Pekanbaru (ANTARA) - Praktisi psikologi Universitas Islam Riau Sultan Syarif Kasim II Indah Damayanti mengatakan pelecehan seksual banyak jenisnya, tidak hanya bersifat non verbal, namun juga bersifat verbal.
"Pelecehan itukan banyak jenisnya, dari disiul atau digoda itu udah termasuk pelecehan. Cara dia menatap si korban dari atas sampai bawah itu sudah termasuk pelecehan. Termasuk, memegang area tertentu, sampai memaksa korban untuk berhubungan intim," ujar Indah Damayanti saat ditemui di Fakultas Psikologi UIN Suska Riau belum lama ini.
Indah juga mengatakan, biasanya korban pelecehan seksual sulit mengungkapkan yang sudah mereka alami karena adanya perasaan malu hingga syok sehingga membuatnya tidak berani untuk mengungkapkannya dan terkesan memendam saja.
"Biasanya korban gak mau bilang karena malu. Tapi kalau korban sudah sampai merasakan hal yang serius seperti merasa tertekan, bersedih atau merasa buruk terhadap dirinya. Korban sudah harus mendapatkan bantuan, mungkin bisa dimulai dengan cerita dulu ke orangtuanya atau ke orang terdekatnya nanti biasanya orang tua akan membawa anaknya ke psikolog," kata dosen berjilbab ini.
Indah menambah cara kerja psikolog menangani trauma bagi korban pelecehan dengan tidak terlalu memaksa korban untuk bercerita secara detail. Psikolog biasanya hanya melihat dan mengenali kondisi psikologis dari korban.
Baca juga: Dosen terduga pelaku pelecehan bungkam usai diperiksa di Polda Riau
"Biasanya korban pelecehan itu akan merasa yang telah terjadi terhadap dirinya adalah salah dirinya. Merasa dirinya gak bener. Padahal sebenarnya hal itu terjadi karena salah pelaku bukan salah korban. Karena setertutup apapun pakaian korban tidak menutup kemungkinan korban tidak akan dilecehkan," lanjut Indah.
Indah mengatakan dalam kasus pelecehan seksual, biasanya psikolog akan memfokuskan mengenai pemikiran korban terhadap dirinya. Jangan sampai korban merasa hal ini terjadi karena salah dirinya dan diluruskan kembali kalau hal itu terjadi karena salah pelaku.
"Biasanya korban pelecehan akan merasa bahwa, 'Saya itu udah ga bener, udah kotor, atau apalah,'. Jadi pikirannya udah negatif atas dirinya sendiri. Itu yang kita kembalikan pikirannya lagi bahwa itu tidak benar. Itu namanya cognitive behavioral therapy. Jadi, kita lenyapkan pikiran yang salah dan kita luruskan dalam terapi tersebut," jelas Indah.

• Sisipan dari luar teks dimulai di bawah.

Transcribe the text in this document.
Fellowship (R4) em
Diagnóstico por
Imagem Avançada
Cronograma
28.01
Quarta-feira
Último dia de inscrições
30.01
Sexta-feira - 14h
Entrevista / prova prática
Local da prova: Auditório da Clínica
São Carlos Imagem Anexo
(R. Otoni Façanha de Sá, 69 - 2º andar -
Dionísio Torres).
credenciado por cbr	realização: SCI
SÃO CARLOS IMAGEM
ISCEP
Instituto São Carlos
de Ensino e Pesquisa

Baca juga: Ketua Umum Kowani sebut pelecehan di Universitas Riau coreng dunia pendidikan
Respons keluarga
Selain itu, lanjutnya, dukungan keluarga juga dibutuhkan dalam proses penyembuhan traumatik korban. Keluarga tidak boleh terlalu menyangkal bahwa kejadian itu sudah terjadi dan juga tidak boleh terlalu merespons berlebihan terhadap kejadian yang sudah terjadi.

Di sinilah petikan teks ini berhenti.